Investment group Linseed Capital recently expanded into central Omaha, at 719 S. 75th St., to be exact. Linseed, formed by Dr. James and Karen Linder, bought both the building (coming in at 10,000-square feet) and the adjoining home next door, said the World-Herald. The space will be used as office space, as well as a home for some of Linseed’s tenants (coincidentally, a company also owned by the Linders), one of which includes Tethon 3D. The home next door will be used for visitors to stay in when they come to do a residence with Tethon 3D. In other words, Omaha’s first Ceramic 3D printing business will finally have a home.
We’ve talked a lot about 3D printing (or additive manufacturing) on the blog before, but not so much about materials other than plastic that are being used to create these exciting products. Tethon, founded by the Linders, focuses on ceramic material to craft products for industrial, manufacturing, and design industries. The name comes from the word for White Buffalo in the language of the Omaha tribe of Native Americans– White Buffalos exist in nature, although they are rare and difficult to find, the Linders say. And as Tethon was founded in and operates in Omaha, it seems a fitting title for a company working to advance the field of manufacturing.

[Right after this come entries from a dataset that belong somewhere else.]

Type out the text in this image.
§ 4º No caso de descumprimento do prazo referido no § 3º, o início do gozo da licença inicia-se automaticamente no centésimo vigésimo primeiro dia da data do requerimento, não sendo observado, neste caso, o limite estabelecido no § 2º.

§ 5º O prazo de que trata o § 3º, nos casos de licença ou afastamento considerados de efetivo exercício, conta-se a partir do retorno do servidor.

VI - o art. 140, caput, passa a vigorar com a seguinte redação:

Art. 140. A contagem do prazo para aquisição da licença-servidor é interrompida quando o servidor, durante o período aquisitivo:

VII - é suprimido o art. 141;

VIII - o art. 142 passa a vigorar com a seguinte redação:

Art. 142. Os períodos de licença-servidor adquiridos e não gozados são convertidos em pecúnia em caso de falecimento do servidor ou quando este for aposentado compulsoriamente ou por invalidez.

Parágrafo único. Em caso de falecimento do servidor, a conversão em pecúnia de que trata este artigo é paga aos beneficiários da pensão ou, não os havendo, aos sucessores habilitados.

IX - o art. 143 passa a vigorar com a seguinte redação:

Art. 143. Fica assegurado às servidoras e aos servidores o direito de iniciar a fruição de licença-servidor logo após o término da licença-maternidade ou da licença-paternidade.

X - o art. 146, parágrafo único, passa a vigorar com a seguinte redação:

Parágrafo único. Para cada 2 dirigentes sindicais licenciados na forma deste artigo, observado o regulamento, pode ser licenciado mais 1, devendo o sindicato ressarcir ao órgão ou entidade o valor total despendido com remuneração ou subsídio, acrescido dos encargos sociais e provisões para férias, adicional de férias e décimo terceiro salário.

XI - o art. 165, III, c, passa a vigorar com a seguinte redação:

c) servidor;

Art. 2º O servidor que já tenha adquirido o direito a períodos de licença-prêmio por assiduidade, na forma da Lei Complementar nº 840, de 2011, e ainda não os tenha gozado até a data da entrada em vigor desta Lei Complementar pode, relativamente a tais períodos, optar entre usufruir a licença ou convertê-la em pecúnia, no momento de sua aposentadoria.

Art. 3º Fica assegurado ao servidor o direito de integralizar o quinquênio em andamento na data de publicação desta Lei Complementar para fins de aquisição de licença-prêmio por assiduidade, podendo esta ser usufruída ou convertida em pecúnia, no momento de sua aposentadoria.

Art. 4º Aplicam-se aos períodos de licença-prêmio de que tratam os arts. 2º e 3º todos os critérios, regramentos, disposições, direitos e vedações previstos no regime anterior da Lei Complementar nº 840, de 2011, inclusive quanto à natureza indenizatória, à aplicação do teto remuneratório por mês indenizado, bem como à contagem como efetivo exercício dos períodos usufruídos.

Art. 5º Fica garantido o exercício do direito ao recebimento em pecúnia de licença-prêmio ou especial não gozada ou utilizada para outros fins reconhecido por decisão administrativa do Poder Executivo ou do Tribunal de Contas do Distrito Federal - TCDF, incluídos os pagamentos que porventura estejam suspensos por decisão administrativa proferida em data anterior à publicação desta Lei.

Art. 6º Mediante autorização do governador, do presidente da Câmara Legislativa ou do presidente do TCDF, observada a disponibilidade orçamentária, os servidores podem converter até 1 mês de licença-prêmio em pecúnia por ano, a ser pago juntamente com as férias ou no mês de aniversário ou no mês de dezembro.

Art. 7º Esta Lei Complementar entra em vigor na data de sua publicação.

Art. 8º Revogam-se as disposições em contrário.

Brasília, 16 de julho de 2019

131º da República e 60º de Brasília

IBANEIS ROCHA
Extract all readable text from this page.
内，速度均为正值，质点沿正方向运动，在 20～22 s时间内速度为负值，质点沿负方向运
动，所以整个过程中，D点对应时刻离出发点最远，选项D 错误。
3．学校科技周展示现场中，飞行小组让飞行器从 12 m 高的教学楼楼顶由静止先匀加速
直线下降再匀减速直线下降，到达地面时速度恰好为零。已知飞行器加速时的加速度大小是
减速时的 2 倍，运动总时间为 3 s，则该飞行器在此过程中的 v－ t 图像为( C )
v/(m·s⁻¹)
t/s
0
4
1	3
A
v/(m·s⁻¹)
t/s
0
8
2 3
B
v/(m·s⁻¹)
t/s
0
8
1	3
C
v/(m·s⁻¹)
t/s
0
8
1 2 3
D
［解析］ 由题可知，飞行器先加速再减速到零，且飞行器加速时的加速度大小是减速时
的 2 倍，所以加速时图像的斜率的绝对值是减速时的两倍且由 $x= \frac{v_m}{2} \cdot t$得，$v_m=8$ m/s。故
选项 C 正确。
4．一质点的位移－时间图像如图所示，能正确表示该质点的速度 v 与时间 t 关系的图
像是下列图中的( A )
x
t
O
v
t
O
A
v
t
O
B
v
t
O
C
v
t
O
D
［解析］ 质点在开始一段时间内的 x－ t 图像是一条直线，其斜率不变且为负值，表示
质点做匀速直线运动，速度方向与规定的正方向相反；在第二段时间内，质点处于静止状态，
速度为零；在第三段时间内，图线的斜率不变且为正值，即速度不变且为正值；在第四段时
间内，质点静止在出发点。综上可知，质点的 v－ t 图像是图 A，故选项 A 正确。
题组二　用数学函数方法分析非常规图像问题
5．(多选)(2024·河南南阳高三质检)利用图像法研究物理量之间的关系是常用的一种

Along with 3D artists, ceramic sculptors, and technical directors, the Linders’ diverse backgrounds provide solid footing for experimentation and the melding of art, sculpture, and technology. Karen Linder is as a Cytotechnologist (one who studies cells) and Jim Linder is a pathologist who has successfully commercialized two medical devices. Jim also serves as interim president of the University of Nebraska, and the President of the University Technology Development Corporation at the University of Nebraska as well.
What Tethon can do with their ceramics is pretty amazing. From fine art to architectural reproductions and models, archeological reproductions and functional designs, the company produces (and can produce for you!) everything from biomaterials for bone growth and reconstruction to ceramic molds to tolerate high temperature metal casting. Check out their website for videos on the modeling and kiln firing steps in the process.
And if videos aren’t quite enough for you, you’re in luck! Tethon actually offers workshops at their facility that include 3D design, printer set up, running, printer cleanup, and maintenance. They also walk you through the object cleaning, firing, and glazing. The final objects you create are shipped to you after the workshop– not a bad deal! Pricing and more details can be found here. And by the way, for teachers, Tethon offers one-hour free seminars to educational institutions within 150 miles of Omaha.